Periodic Reporting for period 1 - SwitchTargeting (Engineering B cells against HIV using Switch targeting)

Reporting period: 2021-02-01 to 2022-07-31

After having claimed almost 33 million lives so far, there are currently 38M HIV-infected people worldwide and among them 2.5M residing in Europe. Lifelong antiretroviral therapy (ART) is generally well-tolerated and effective. However, due to considerable gaps in accessibility and compliance, an estimated 690K individuals have died from HIV related causes in 2019 and 1.7 million people were newly infected.

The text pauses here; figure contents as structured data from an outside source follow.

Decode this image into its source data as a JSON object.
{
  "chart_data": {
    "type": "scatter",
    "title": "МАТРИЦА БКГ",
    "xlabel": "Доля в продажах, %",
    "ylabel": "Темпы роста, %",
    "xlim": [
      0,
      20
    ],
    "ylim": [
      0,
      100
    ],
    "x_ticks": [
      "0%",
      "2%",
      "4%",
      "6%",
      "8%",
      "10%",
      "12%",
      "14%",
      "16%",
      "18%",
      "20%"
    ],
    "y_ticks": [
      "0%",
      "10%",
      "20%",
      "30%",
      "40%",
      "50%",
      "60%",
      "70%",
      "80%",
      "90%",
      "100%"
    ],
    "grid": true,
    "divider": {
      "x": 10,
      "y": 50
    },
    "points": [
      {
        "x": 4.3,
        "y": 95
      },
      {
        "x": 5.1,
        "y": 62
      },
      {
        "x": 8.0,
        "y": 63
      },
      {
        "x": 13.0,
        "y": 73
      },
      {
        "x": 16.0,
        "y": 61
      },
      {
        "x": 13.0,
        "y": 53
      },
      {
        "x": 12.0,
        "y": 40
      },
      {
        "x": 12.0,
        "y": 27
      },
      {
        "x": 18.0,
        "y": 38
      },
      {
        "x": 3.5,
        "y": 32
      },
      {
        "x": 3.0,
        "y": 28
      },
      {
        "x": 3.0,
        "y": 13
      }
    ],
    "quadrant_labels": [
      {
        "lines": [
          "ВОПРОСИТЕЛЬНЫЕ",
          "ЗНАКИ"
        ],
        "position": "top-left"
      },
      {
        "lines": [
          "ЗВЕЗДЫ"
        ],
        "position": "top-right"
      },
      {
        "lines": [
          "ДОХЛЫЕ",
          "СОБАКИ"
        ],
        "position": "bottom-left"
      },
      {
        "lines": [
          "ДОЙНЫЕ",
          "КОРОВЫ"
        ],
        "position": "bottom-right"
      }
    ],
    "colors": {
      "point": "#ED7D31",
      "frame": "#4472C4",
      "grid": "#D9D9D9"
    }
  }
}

As an alternative to ART, broadly neutralizing antibodies (bNAbs) can also suppress the virus, but they may have to be chronically administered at an even higher cost. There thus remains a pressing need for a “one shot” HIV gene therapy. The goal of our project is to develop a one-shot treatment for HIV using “Switch targeting”: B cell engineering without nucleases, harnessing natural breaks to express desired anti-HIV bNAbs. In particular, we use viral vectors to target the integration of the bNAb gene into breaks that are naturally induced in activated B cells. Our design facilitates HIV-induced activation of engineered B cells, leading to differentiation into memory cells and antibody secreting plasma cells, as well as affinity maturation of the engineered antibody. Our technology, here demonstrated in mouse B cells, thus provides a single-shot functional cure of HIV. It includes unique safety features. It addresses viral variability between patients and it counteracts viral escape. Our technology will affect the lives of millions and will disrupt a $25B market.